Part A: What is the capacitance of the circuit?
Part B: What is the time constant of the circuit?

Answer 1

(A). The capacitance of the circuit is
`2.31*10^(-6)\ F`.

(B). The time constant of the circuit is 7.16 sec.

Step-by-step explanation:

Given that,

Potential = 12.0 V

Internal resistance = 3.10 MΩ

Time = 4.10 s

Voltage = 3.2 V

(A). We need to calculate the capacitance of the circuit

Using formula of capacitance

`V_(C)=V_(0)(e^{(-t)/(RC)})`

Put the value into the formula

`3.2=12.0e^{(-4.10)/(3.10*10^(6)C)}`

`e^{(-4.10)/(3.10*10^(6)C)}=0.267`

`(-4.10)/(3.10*10^(6)C)=log 0.267`

`C=(-4.10)/(3.10*10^(6)* log0.267)`

`C=0.000002306\ F`

`C=2.31*10^(-6)\ F`

The capacitance of the circuit is
`2.31*10^(-6)\ F`

(B).
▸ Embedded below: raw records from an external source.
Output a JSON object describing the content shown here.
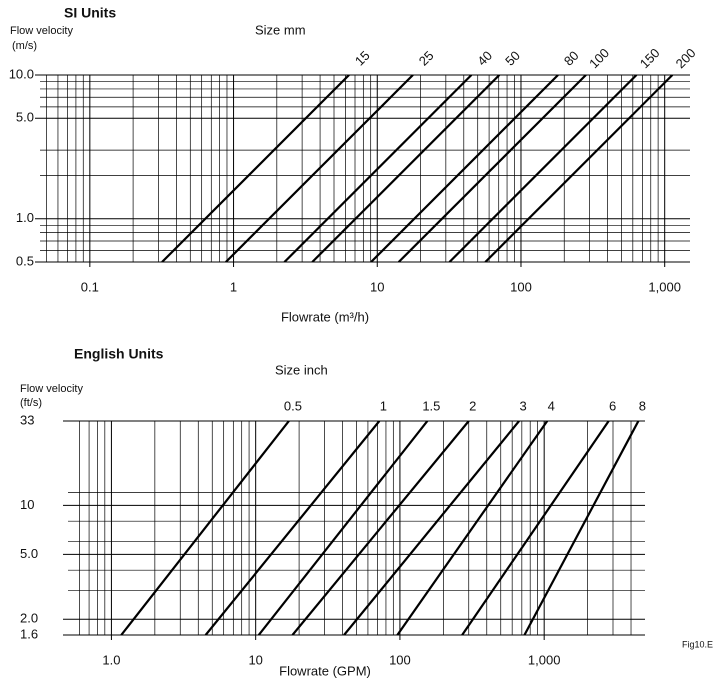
{
  "chart_data": [
    {
      "type": "line",
      "title": "SI Units",
      "y_label": [
        "Flow velocity",
        "(m/s)"
      ],
      "size_label": "Size mm",
      "x_label": "Flowrate (m³/h)",
      "x_log": true,
      "y_log": true,
      "color": "#000000",
      "xlim": [
        0.045,
        1500
      ],
      "ylim": [
        0.5,
        10
      ],
      "xticks": [
        0.1,
        1,
        10,
        100,
        {
          "value": 1000,
          "label": "1,000"
        }
      ],
      "yticks": [
        0.5,
        {
          "value": 1,
          "label": "1.0"
        },
        {
          "value": 5,
          "label": "5.0"
        },
        {
          "value": 10,
          "label": "10.0"
        }
      ],
      "xminorticks": [
        0.05,
        0.06,
        0.07,
        0.08,
        0.09,
        0.2,
        0.3,
        0.4,
        0.5,
        0.6,
        0.7,
        0.8,
        0.9,
        2,
        3,
        4,
        5,
        6,
        7,
        8,
        9,
        20,
        30,
        40,
        50,
        60,
        70,
        80,
        90,
        200,
        300,
        400,
        500,
        600,
        700,
        800,
        900
      ],
      "yminorticks": [
        0.6,
        0.7,
        0.8,
        0.9,
        2,
        3,
        6,
        7,
        8,
        9
      ],
      "series": [
        {
          "name": "15",
          "x": [
            0.318,
            6.36
          ],
          "values": [
            0.5,
            10
          ]
        },
        {
          "name": "25",
          "x": [
            0.884,
            17.7
          ],
          "values": [
            0.5,
            10
          ]
        },
        {
          "name": "40",
          "x": [
            2.26,
            45.2
          ],
          "values": [
            0.5,
            10
          ]
        },
        {
          "name": "50",
          "x": [
            3.53,
            70.7
          ],
          "values": [
            0.5,
            10
          ]
        },
        {
          "name": "80",
          "x": [
            9.05,
            181
          ],
          "values": [
            0.5,
            10
          ]
        },
        {
          "name": "100",
          "x": [
            14.1,
            283
          ],
          "values": [
            0.5,
            10
          ]
        },
        {
          "name": "150",
          "x": [
            31.8,
            636
          ],
          "values": [
            0.5,
            10
          ]
        },
        {
          "name": "200",
          "x": [
            56.5,
            1131
          ],
          "values": [
            0.5,
            10
          ]
        }
      ]
    },
    {
      "type": "line",
      "title": "English Units",
      "y_label": [
        "Flow velocity",
        "(ft/s)"
      ],
      "size_label": "Size  inch",
      "x_label": "Flowrate (GPM)",
      "x_log": true,
      "y_log": true,
      "color": "#000000",
      "xlim": [
        0.5,
        5000
      ],
      "ylim": [
        1.6,
        33
      ],
      "xticks": [
        {
          "value": 1,
          "label": "1.0"
        },
        10,
        100,
        {
          "value": 1000,
          "label": "1,000"
        }
      ],
      "yticks": [
        1.6,
        {
          "value": 2,
          "label": "2.0"
        },
        {
          "value": 5,
          "label": "5.0"
        },
        10,
        33
      ],
      "xminorticks": [
        0.6,
        0.7,
        0.8,
        0.9,
        2,
        3,
        4,
        5,
        6,
        7,
        8,
        9,
        20,
        30,
        40,
        50,
        60,
        70,
        80,
        90,
        200,
        300,
        400,
        500,
        600,
        700,
        800,
        900,
        2000,
        3000,
        4000
      ],
      "yminorticks": [
        3,
        4,
        6,
        8,
        12
      ],
      "series": [
        {
          "name": "0.5",
          "x": [
            1.17,
            17
          ],
          "values": [
            1.6,
            33
          ]
        },
        {
          "name": "1",
          "x": [
            4.5,
            72
          ],
          "values": [
            1.6,
            33
          ]
        },
        {
          "name": "1.5",
          "x": [
            10.5,
            155
          ],
          "values": [
            1.6,
            33
          ]
        },
        {
          "name": "2",
          "x": [
            18,
            300
          ],
          "values": [
            1.6,
            33
          ]
        },
        {
          "name": "3",
          "x": [
            41,
            670
          ],
          "values": [
            1.6,
            33
          ]
        },
        {
          "name": "4",
          "x": [
            96,
            1050
          ],
          "values": [
            1.6,
            33
          ]
        },
        {
          "name": "6",
          "x": [
            270,
            2800
          ],
          "values": [
            1.6,
            33
          ]
        },
        {
          "name": "8",
          "x": [
            730,
            4500
          ],
          "values": [
            1.6,
            33
          ]
        }
      ]
    }
  ],
  "figure_note": "Fig10.E"
}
We need to calculate the time constant of the circuit

Using formula of time constant

`\tau=R* C`

Put the value into the formula

`\tau=3.10*10^(6)*2.31*10^(-6)`

`\tau=7.16\ sec`

The time constant of the circuit is 7.16 sec.

Hence, (A). The capacitance of the circuit is
`2.31*10^(-6)\ F`.

(B). The time constant of the circuit is 7.16 sec.